Understanding people! Being able to read the room and support the work that is important to your team with bundles of enthusiasm. But also, knowing when enough is enough if at risk of pushing too hard. It’s our job to motivate, inspire and bring the client and agency teams together, with one shared vision.
It’s also important working agency side, to be creatively driven and super passionate about the work. The industry itself is no mean feet! But it is made up of a lot of brilliant grafters who are all ultimately striving for the same goal – to make the best, most effective, and most talked about creative work.
I left school and...
I made a last minute rash decision to ditch my Uni plans... Something to do with waking up one day and realising I didn’t want to be the wedding planner I thought I did back when I applied, aged 16.

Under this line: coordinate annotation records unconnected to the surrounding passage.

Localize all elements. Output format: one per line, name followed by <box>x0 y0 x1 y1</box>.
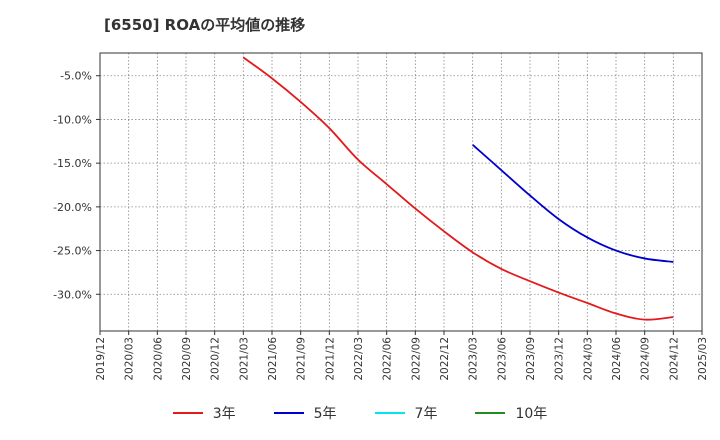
plot-frame <box>99 52 703 332</box>
y-tick-label: -5.0% <box>60 70 92 83</box>
legend-label-10y: 10年 <box>515 406 548 422</box>
legend-item-5y: 5年 <box>273 403 337 423</box>
x-tick-label: 2020/06 <box>152 337 164 381</box>
chart-title: [6550] ROAの平均値の推移 <box>104 16 306 34</box>
x-tick-label: 2022/06 <box>382 337 394 381</box>
y-tick-label: -30.0% <box>53 288 92 301</box>
series-line-5y <box>472 144 674 263</box>
x-tick-label: 2022/03 <box>353 337 365 381</box>
x-tick-label: 2022/09 <box>410 337 422 381</box>
legend-label-3y: 3年 <box>212 406 236 422</box>
x-tick-label: 2020/09 <box>181 337 193 381</box>
x-tick-label: 2023/12 <box>554 337 566 381</box>
x-tick-label: 2025/03 <box>697 337 709 381</box>
x-tick-label: 2024/12 <box>668 337 680 381</box>
x-tick-label: 2023/09 <box>525 337 537 381</box>
x-tick-label: 2019/12 <box>95 337 107 381</box>
x-tick-label: 2021/09 <box>296 337 308 381</box>
x-tick-label: 2021/06 <box>267 337 279 381</box>
x-tick-label: 2020/03 <box>124 337 136 381</box>
legend-swatch-3y <box>172 412 203 414</box>
legend-swatch-7y <box>374 412 405 414</box>
x-tick-label: 2024/06 <box>611 337 623 381</box>
x-tick-label: 2022/12 <box>439 337 451 381</box>
y-tick-label: -15.0% <box>53 157 92 170</box>
legend: 3年 5年 7年 10年 <box>0 403 720 423</box>
legend-swatch-10y <box>475 412 506 414</box>
legend-label-7y: 7年 <box>414 406 438 422</box>
series-line-3y <box>242 56 674 321</box>
x-tick-label: 2021/12 <box>324 337 336 381</box>
legend-item-10y: 10年 <box>475 403 547 423</box>
y-tick-label: -20.0% <box>53 201 92 214</box>
y-tick-label: -10.0% <box>53 113 92 126</box>
legend-label-5y: 5年 <box>313 406 337 422</box>
y-tick-label: -25.0% <box>53 245 92 258</box>
legend-item-3y: 3年 <box>172 403 236 423</box>
legend-item-7y: 7年 <box>374 403 438 423</box>
x-tick-label: 2024/03 <box>582 337 594 381</box>
x-tick-label: 2021/03 <box>238 337 250 381</box>
x-tick-label: 2020/12 <box>210 337 222 381</box>
x-tick-label: 2024/09 <box>640 337 652 381</box>
x-tick-label: 2023/06 <box>496 337 508 381</box>
x-tick-label: 2023/03 <box>468 337 480 381</box>
legend-swatch-5y <box>273 412 304 414</box>
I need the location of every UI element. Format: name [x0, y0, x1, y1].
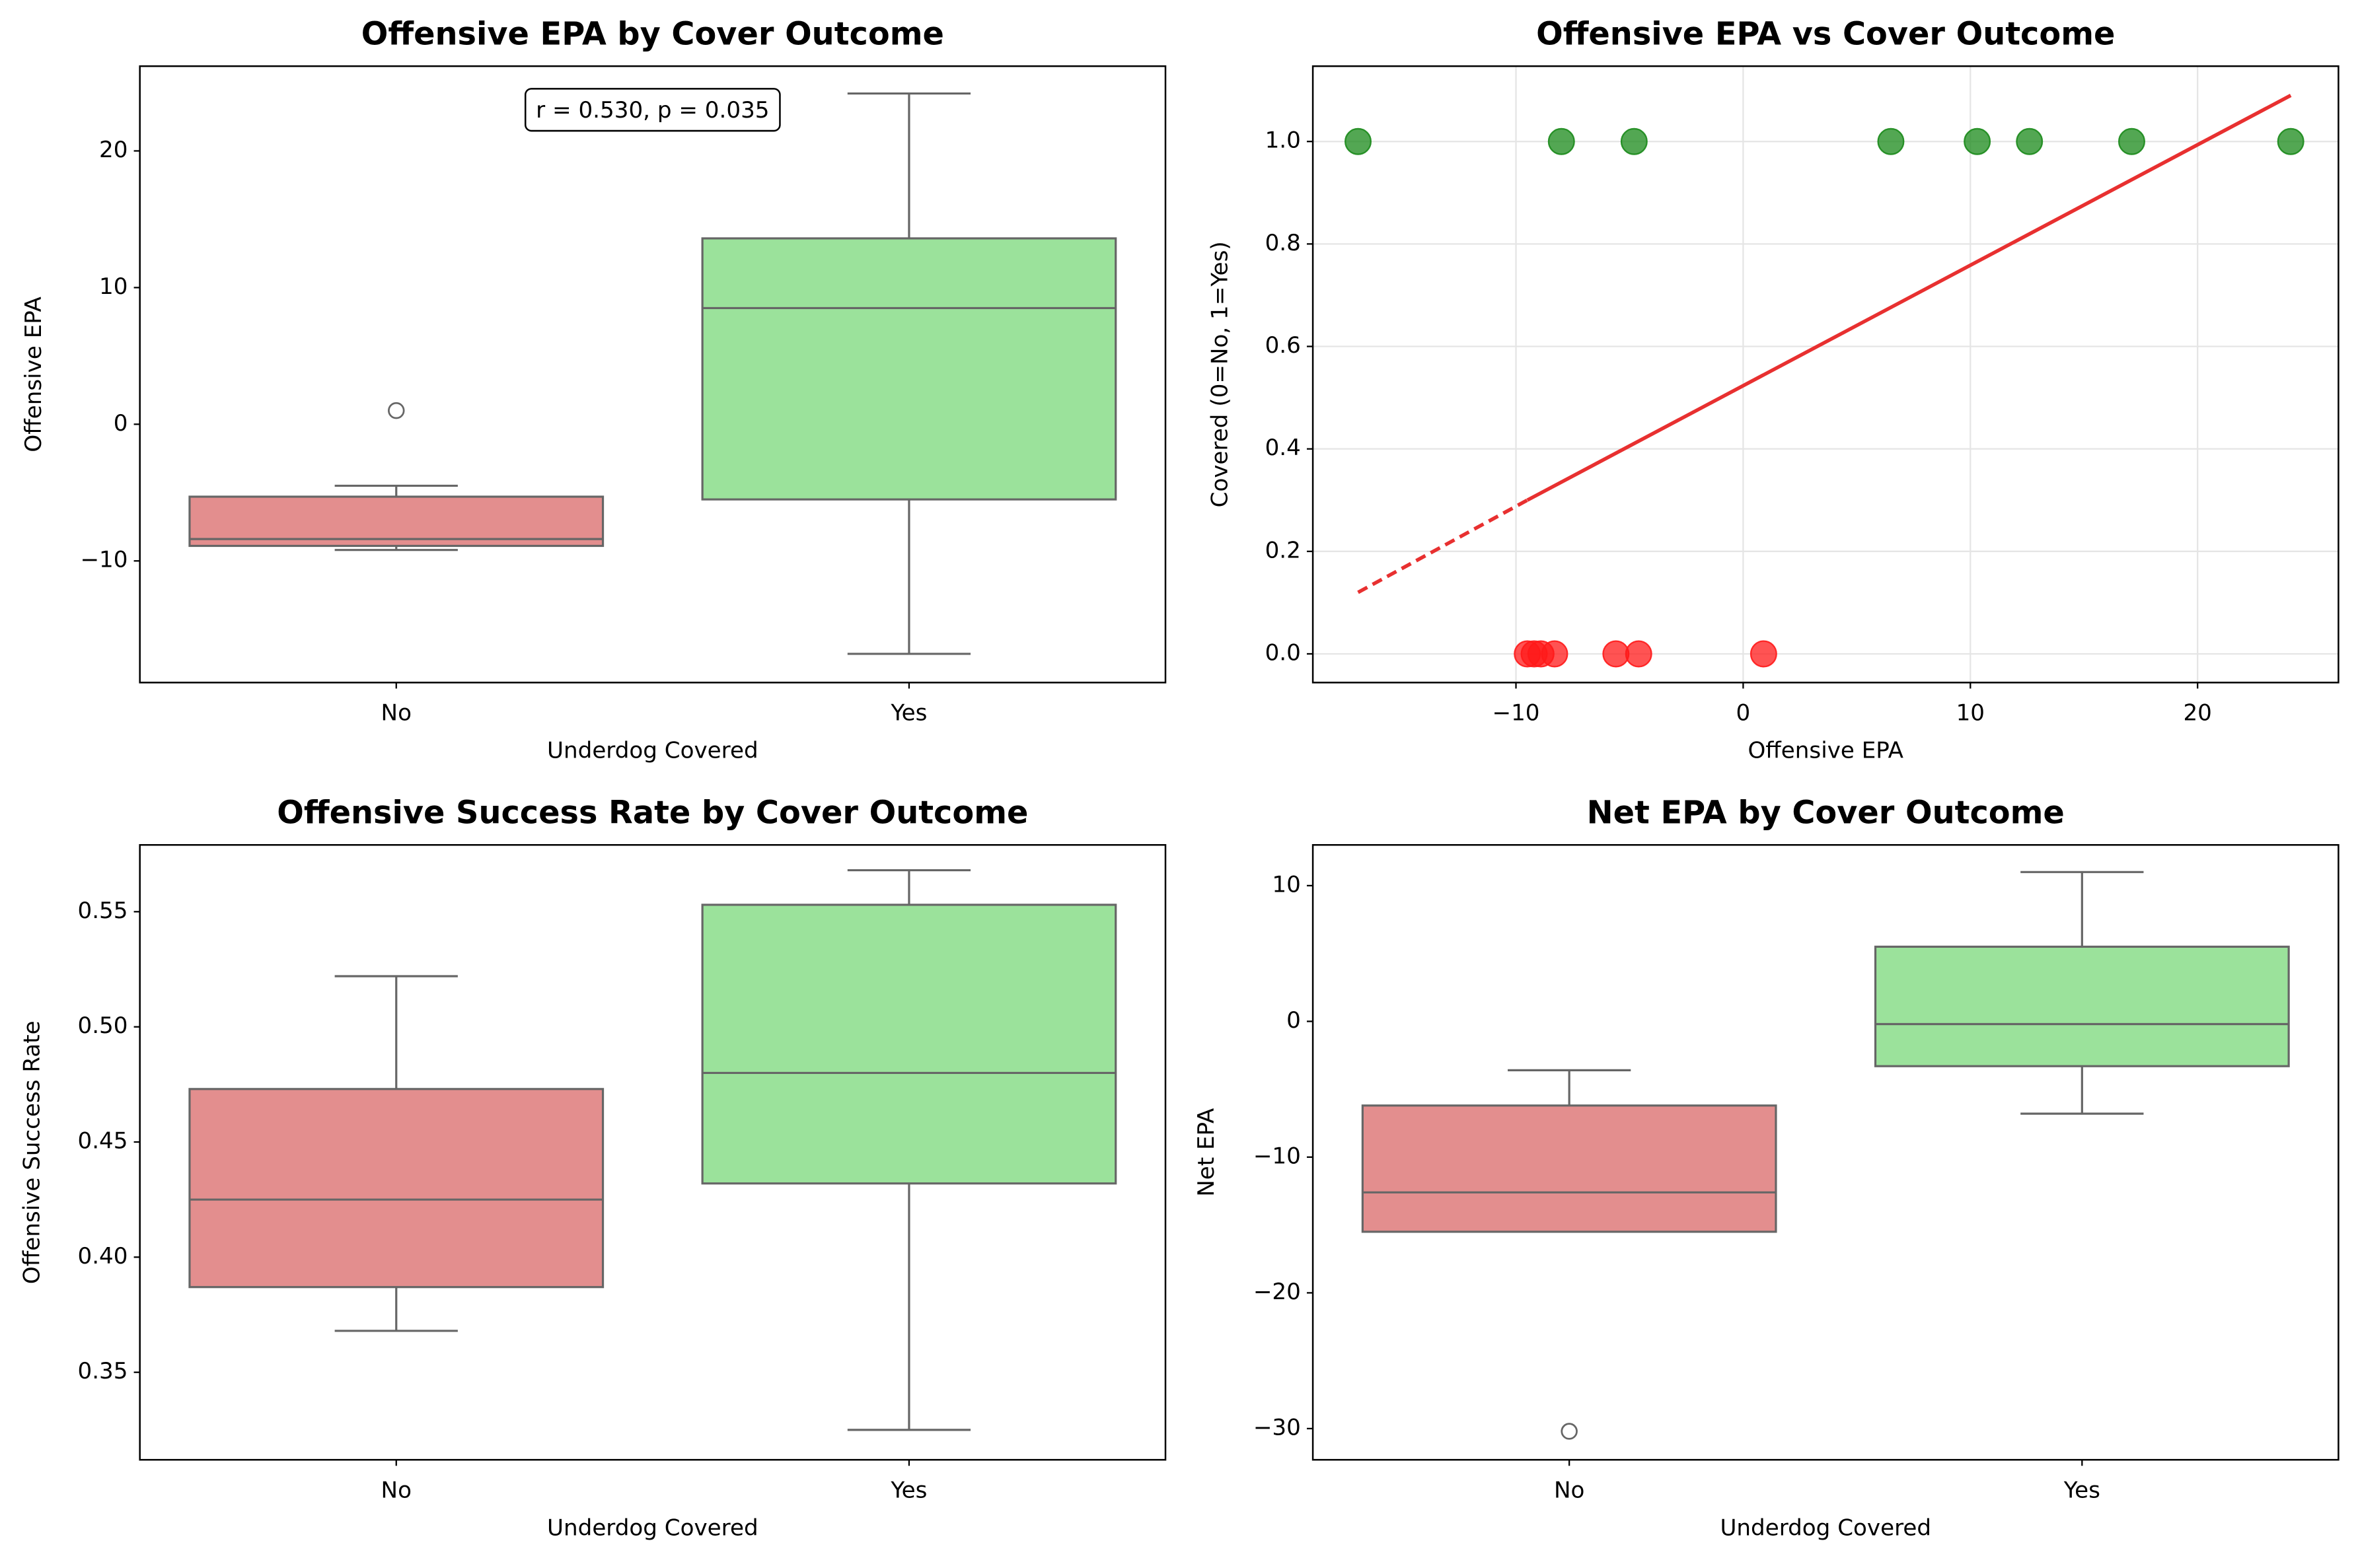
y-tick-label: 0.0 [1265, 639, 1301, 666]
y-tick-label: 20 [99, 137, 128, 163]
x-axis-label: Underdog Covered [1720, 1515, 1931, 1541]
x-tick-label: 20 [2183, 700, 2211, 727]
point [1541, 640, 1568, 668]
point [1345, 127, 1372, 155]
box [1874, 945, 2290, 1067]
annotation: r = 0.530, p = 0.035 [536, 97, 769, 124]
y-tick-label: 10 [99, 273, 128, 300]
y-axis-label: Covered (0=No, 1=Yes) [1207, 241, 1234, 507]
x-axis-label: Underdog Covered [547, 1515, 758, 1541]
x-tick-label: 0 [1736, 700, 1751, 727]
box [701, 237, 1117, 501]
y-tick-label: 0.2 [1265, 537, 1301, 563]
point [1625, 640, 1652, 668]
box [1361, 1104, 1777, 1233]
y-tick-label: 0.8 [1265, 230, 1301, 256]
y-tick-label: 0.50 [77, 1013, 128, 1039]
y-axis-label: Offensive Success Rate [19, 1020, 46, 1284]
y-tick-label: −10 [80, 547, 128, 573]
y-tick-label: −20 [1253, 1279, 1301, 1305]
annotation-box [524, 88, 781, 132]
chart-title: Offensive EPA vs Cover Outcome [1536, 17, 2115, 53]
chart-title: Net EPA by Cover Outcome [1587, 795, 2065, 832]
x-tick-label: −10 [1492, 700, 1540, 727]
outlier [388, 402, 405, 419]
axes-frame [139, 843, 1167, 1461]
x-tick-label: No [381, 1477, 412, 1503]
y-tick-label: 0.35 [77, 1358, 128, 1384]
point [1602, 640, 1630, 668]
axes-frame [1311, 65, 2340, 684]
subplot: Offensive Success Rate by Cover Outcome U… [19, 795, 1167, 1541]
chart-title: Offensive Success Rate by Cover Outcome [277, 795, 1028, 832]
point [1877, 127, 1905, 155]
y-tick-label: −30 [1253, 1414, 1301, 1441]
point [1750, 640, 1777, 668]
y-tick-label: 10 [1272, 871, 1300, 898]
point [2016, 127, 2044, 155]
x-tick-label: 10 [1956, 700, 1985, 727]
x-tick-label: No [1554, 1477, 1584, 1503]
x-tick-label: Yes [890, 1477, 927, 1503]
point [2277, 127, 2304, 155]
y-tick-label: −10 [1253, 1143, 1301, 1169]
subplot: Offensive EPA by Cover Outcome Underdog C… [20, 17, 1167, 764]
y-axis-label: Offensive EPA [20, 296, 47, 452]
y-tick-label: 0.45 [77, 1128, 128, 1155]
point [1547, 127, 1575, 155]
trend-line [1526, 93, 2292, 502]
y-tick-label: 0.4 [1265, 435, 1301, 461]
point [1964, 127, 1991, 155]
box [701, 904, 1117, 1185]
point [2118, 127, 2145, 155]
y-tick-label: 0 [114, 410, 128, 437]
y-tick-label: 0.55 [77, 898, 128, 924]
y-tick-label: 0.40 [77, 1243, 128, 1269]
y-tick-label: 1.0 [1265, 127, 1301, 154]
y-tick-label: 0.6 [1265, 332, 1301, 359]
x-axis-label: Offensive EPA [1748, 738, 1903, 764]
subplot: Net EPA by Cover Outcome Underdog Covered… [1193, 795, 2340, 1541]
trend-line [1357, 498, 1529, 594]
box [188, 495, 605, 548]
x-tick-label: Yes [2063, 1477, 2100, 1503]
point [1620, 127, 1648, 155]
box [188, 1088, 605, 1289]
outlier [1561, 1423, 1578, 1440]
x-tick-label: Yes [890, 700, 927, 727]
subplot: Offensive EPA vs Cover Outcome Offensive … [1207, 17, 2340, 764]
axes-frame [139, 65, 1167, 684]
chart-title: Offensive EPA by Cover Outcome [361, 17, 944, 53]
x-axis-label: Underdog Covered [547, 738, 758, 764]
x-tick-label: No [381, 700, 412, 727]
y-tick-label: 0 [1286, 1007, 1301, 1034]
axes-frame [1311, 843, 2340, 1461]
y-axis-label: Net EPA [1193, 1108, 1220, 1197]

I decided to trial the working world and apply for a completely different course for the following year – just in case. But once you start, it’s pretty hard to go back to a student life, so I stuck with it!
After a few different jobs, I started to focus on a plan for the longer term. Marketing sparked some intrigue at the time, so I started in a small, independent shop which specialised mainly in branding. It was perfect to cement some good marketing knowledge, and allowed me to study a professional marketing course in the evenings, but I felt hungry for a faster paced life.
So I packed my bags for London and joined a wonderful advertising agency as an Account Manager on a luxury automotive account. There are lots of similarities in marketing and advertising agencies, but working on an automotive account was a huge baptism of fire – big production budgets, pretty full on clients, and lots of fast paced work. There was a huge work hard, play hard culture at the agency and I threw myself right in the midst of it all. It was an incredible experience, in which I made some lifelong friends, and would do all over again in a heartbeat. I enjoyed two brilliant years there but still feeling so new to the industry, I was keen to see what other agencies had in store.
I briefly freelanced before finding my feet at a wonderful small independent shop. I had moved from a 150+ network agency to one of 25 people - run by three superstar pals, with a very flat structure. Who knew it was possible to turn creative work around in 24 hours?!
There are some great benefits of small agency working – you can be incredibly nimble at responding to briefs and somehow, weirdly, you feel less of a standstill impact when the agency goes into pitch mode. Everyone played a huge role in the work and it was an agency of wonderfully talented people.
The social aspect will never quite live up to the early years within a network agency, but that was perfect for me at the time.
My partner and I made the big move to Melbourne 12 months ago – we were in the mood for a big change and wanted to see what life down under had to offer. It’s so liberating to up and leave and know no one in a completely new country, I would recommend it to anyone. Luckily the global advertising industry gives us great opportunities to move and still be able to work in the same roles in most big cities.
I had my eye on an agency I thought would be the perfect fit, but nothing secured before arriving. Thankfully, the stars have since aligned and I’m six months into the role, feeling like home away from home...
Before I started my career, I wish I knew…
Say yes to the small stuff.
If a client wants a bigger logo at the end of their ad – give them a bigger logo! It’s not going to ruin the work. Bide your time building your relationships so that when you push for something creatively, they hear you!
A mistake I made which you can avoid repeating is...
I wouldn’t recommend lying to clients! As an Account Manager on my first production, I was a little out of my depth and turned to a colleague for advice communicating a pretty serious last minute production change to the client… a very obvious lie to a very experienced client who, in turn, ate me alive for it.
I still shudder thinking about it now… That lesson was quickly learned!
So, what’s next?
I’m really enjoying soaking up the advertising world down under at the moment, but nothing compares to the buzz of the biz back in London! I will most definitely return in the next 2 years and look forward to seeing who’s making great work at that time.
The advertising industry is seriously competitive, so agencies tend to ride waves of greatness – the people making brilliant work now may be nowhere to be seen in 2 years’ time!